Syracuse escapes Buffalo 81-74 in return to the Carrier Dome

Codie Yan | Staff Photographer

Frank Howard scored 18 points on Tuesday night, three of which gave SU the upper hand in the final lead change of the night with just over three minutes remaining.

It could have been worse. Syracuse returned from the media timeout after the second half’s four-minute mark up by three points. It was set to inbound the ball underneath Buffalo’s net, so more points, ideally, were on the way to pad the thin lead.

Except Frank Howard’s inbound pass didn’t make it to an Orange teammate. It floated into the hands of Buffalo’s CJ Massinburg, who went the length of the court for a dunk. While Howard returned to the offensive end with the ball, the Bulls’ Wes Clark swiped it and dropped in another two points for Buffalo.

It was now worse. Buffalo led by a point with a little more than three minutes left.

Howard, SU’s hot-and-cold, reborn-as-a-junior point guard, responded better this time. He nailed a 3-pointer on SU’s next possession to put the Orange ahead by two, and the lead wouldn’t slip again in Syracuse’s (10-1) 81-74 win over Buffalo (7-4) in the Carrier Dome on Tuesday night.

“That shot was the shot of the game,” head coach Jim Boeheim said, “We would have had trouble winning that game if he had missed that shot.”



Howard’s dagger came after the 17,335 fans in attendance feared SU would blot the first stain on its 2017-2018 resume. Syracuse had a loss entering Tuesday’s game. But that was to then-No.2 Kansas, not a mid-major school. An Atlantic Coast Conference team that ranks 52nd on Kenpom.com should not be losing to 129th ranked Buffalo, and for a while late in the game, it seemed like it would. Syracuse once led by 13 in the second half but trailed in the game’s final five minutes.

“I didn’t want to shy away from the moment,” Howard, who finished with 18 points, said. “I didn’t want them to continue to be the aggressor.”

The win continues SU’s dodge of a December similar to the one it experienced a year ago, when avoidable losses to mediocre teams like Connecticut, Georgetown and St. John’s eventually doomed the Orange come March. So far, SU approaches ACC play with one loss. It will want to keep it that way when it finishes its nonconference schedule with teams ranked outside Kenpom’s top 60 in St. Bonaventure and Eastern Michigan in the next week.

On Tuesday, though, entered a Buffalo team that averaged 82.1 points per game. Six of its players averaged double figures. Against Jim Boeheim’s 2-3 zone, it made just eight shots in the first half. Four were 3-pointers, which limited SU’s lead at halftime to just nine. All seemed well enough for SU, even if Tyus Battle — who finished with his second-lowest point total of the season (13) after Buffalo face-guarded him for nearly the entire game — wasn’t lighting up the scoreboard.

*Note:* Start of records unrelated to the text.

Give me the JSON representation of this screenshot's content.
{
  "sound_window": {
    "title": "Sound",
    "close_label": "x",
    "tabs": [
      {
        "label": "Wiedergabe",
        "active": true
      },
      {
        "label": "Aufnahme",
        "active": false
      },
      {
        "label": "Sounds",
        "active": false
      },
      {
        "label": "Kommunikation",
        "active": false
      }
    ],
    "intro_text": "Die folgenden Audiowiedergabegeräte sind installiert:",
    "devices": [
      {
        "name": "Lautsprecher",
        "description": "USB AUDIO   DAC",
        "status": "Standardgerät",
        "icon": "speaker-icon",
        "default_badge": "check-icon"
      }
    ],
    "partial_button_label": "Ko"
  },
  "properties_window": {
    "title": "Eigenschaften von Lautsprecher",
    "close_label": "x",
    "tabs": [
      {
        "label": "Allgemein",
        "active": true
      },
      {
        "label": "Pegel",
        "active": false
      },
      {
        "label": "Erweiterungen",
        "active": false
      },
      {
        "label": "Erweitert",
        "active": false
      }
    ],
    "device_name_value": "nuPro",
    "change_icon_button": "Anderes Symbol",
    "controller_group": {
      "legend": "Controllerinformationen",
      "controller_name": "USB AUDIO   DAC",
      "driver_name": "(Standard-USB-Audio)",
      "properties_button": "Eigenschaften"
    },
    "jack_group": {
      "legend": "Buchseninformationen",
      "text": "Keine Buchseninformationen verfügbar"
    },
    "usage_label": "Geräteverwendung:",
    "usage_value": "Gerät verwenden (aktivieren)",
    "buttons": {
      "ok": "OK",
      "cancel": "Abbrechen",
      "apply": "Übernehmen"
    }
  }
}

“A lot of teams are going to do that to me,” Battle said. “…I have to get used to it.”

If it could hold defensively in the second half, the Orange would be fine. It didn’t. Buffalo shrunk its once-13-point deficit to five. Then three. Then one. When Buffalo took a one-point lead with under nine minutes remaining in the game, a small contingent of Bulls fans midway up the Carrier Dome seats lost their minds and SU called a full timeout.

The lead would swap seven more times before the final buzzer, but SU didn’t fold against an in-state foe surely gunning for the Orange on its home floor. Near the five-minute mark, freshman guard Oshae Brissett drove to the rim and converted plus a foul. He rose back to his feet and clenched his fist in approval of the clutch play he had just made. Three rows into the seats, SU athletic director John Wildhack stood up and did the same. The ferocity became apparent in a game that could have been a formality.

SU led by three after Brissett added the free throw. He finished the day a perfect 16-for-16 from the line, one short make of the best performance in program history, and SU totaled 24-for-29 at the stripe. Boeheim said after the game that because Buffalo keyed on Battle, the Orange needed to drive. When the whistles followed, SU hit its shots.

“I just felt like I was practicing and going up there and shooting it like I’m by myself in the gym,” Brissett, who scored a game-high 25 points said. “…If they’re going to do that and not let (Battle) touch the ball, then it’s on mine and Franks hands to get the scoring in bunches.

Attribute another portion of Buffalo’s comeback to a shift on the interior. In the first half, of which Syracuse center Paschal Chukwu played the entirety, Buffalo forward Nick Perkins struggled to score. On one possession, the 7-foot-2 Chukwu swatted a Perkins jumper from the high post for one of his eight blocks. After the break, though, Perkins had his way and finished with 18 points. Although he stands six inches shorter than Syracuse center Paschal Chukwu, a quick glance shows the contrast in thickness.

Yet it would be a Perkins turnover that made SU’s win feel safe. When it mattered most, in the final two minutes of a game that was closer than it should have been, Perkins traveled under the basket while two towers from the nation’s tallest team blocked his desired ascension to the rim. As the ref cranked his arms to signal the violation, the Carrier Dome crowd erupted. At midcourt, Tyus Battle punched the air with an outburst of emotion.

“A tough game for us,” Battle said, “but we came out with a win, so it’s a good day.”